Mitchell Hartman: Prices in this economy look a bit like seats on a Ferris wheel right now. One basket of things goes up; another comes down. To give you a sense, we’ve chopped $17,000 off the average single-family home in a year. But a bag of groceries that rang up at $40 last year, now costs about $250 more. This is not the way the economy usually works, says Patrick Newport. He’s a real estate analyst at Global Insight.

Patrick Newport: Generally housing prices tend to move pretty much in sync with inflation. But that relationship has been off for the past 7, 8 years, ever since the housing boom took off.

One reason home prices boomed is that it was actually pretty cheap to get into a new home, because of everything from low mortgage rates, to not needing a downpayment. None of that is true anymore, says Tim McBride, a broker at Realty Trust in Portland.

Tim McBride It’s not to say a free-for-all giveaway type of ability to finance. The programs coming in for a zero-down or an 80-10-10 or those kind of financing things, where you could put something together without any money at all, are gone.

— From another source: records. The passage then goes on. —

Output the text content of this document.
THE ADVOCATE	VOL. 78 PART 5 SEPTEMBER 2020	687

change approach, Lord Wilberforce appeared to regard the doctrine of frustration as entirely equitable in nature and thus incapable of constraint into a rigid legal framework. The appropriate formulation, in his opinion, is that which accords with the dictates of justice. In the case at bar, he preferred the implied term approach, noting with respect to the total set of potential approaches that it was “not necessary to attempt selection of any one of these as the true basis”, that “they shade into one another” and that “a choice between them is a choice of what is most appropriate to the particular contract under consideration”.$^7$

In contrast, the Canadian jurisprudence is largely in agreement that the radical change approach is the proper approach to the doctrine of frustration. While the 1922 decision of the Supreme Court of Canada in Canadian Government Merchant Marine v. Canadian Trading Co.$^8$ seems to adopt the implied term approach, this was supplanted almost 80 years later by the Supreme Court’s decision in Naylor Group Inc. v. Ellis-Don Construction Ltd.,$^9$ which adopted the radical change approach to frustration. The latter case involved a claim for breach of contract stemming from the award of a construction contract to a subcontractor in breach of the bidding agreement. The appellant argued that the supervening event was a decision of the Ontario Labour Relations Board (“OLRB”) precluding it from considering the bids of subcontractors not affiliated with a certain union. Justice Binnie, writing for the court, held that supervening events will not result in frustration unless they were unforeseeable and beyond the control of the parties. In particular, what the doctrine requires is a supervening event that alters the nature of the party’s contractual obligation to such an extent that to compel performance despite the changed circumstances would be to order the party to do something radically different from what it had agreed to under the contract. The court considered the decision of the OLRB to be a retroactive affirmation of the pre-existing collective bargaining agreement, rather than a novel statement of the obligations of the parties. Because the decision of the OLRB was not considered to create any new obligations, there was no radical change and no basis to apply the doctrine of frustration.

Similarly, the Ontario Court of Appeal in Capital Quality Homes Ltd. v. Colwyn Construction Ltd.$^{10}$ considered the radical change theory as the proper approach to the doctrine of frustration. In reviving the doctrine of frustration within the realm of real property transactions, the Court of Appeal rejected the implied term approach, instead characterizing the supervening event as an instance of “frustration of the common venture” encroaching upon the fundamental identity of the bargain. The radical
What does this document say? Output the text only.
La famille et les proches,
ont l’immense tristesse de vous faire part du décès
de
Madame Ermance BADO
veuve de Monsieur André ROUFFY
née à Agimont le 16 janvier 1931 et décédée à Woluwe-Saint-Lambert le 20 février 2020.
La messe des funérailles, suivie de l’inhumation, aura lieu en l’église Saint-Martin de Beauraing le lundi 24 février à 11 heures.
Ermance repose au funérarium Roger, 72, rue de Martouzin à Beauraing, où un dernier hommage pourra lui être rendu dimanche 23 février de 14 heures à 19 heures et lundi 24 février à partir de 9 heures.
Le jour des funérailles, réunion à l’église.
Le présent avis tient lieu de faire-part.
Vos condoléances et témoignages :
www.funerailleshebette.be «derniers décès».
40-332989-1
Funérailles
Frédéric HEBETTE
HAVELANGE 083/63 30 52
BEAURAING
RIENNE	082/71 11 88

And with interest rates rising, many people’s mortgage payments are going up. So how about renters? If it costs less to buy a home, maybe the owner can cut some slack on the rent? Not much chance, says Global Insight’s Patrick Newport.

Newport Demand for renting is going up, because people are being kicked out of their homes and they need a place to stay and they have to rent. And that drives up the price of rent.

And rent, or its mortgage equivalent, is one of the biggest items in any family’s budget, and a key component of the Consumer Price Index.

I’m Mitchell Hartman for Marketplace.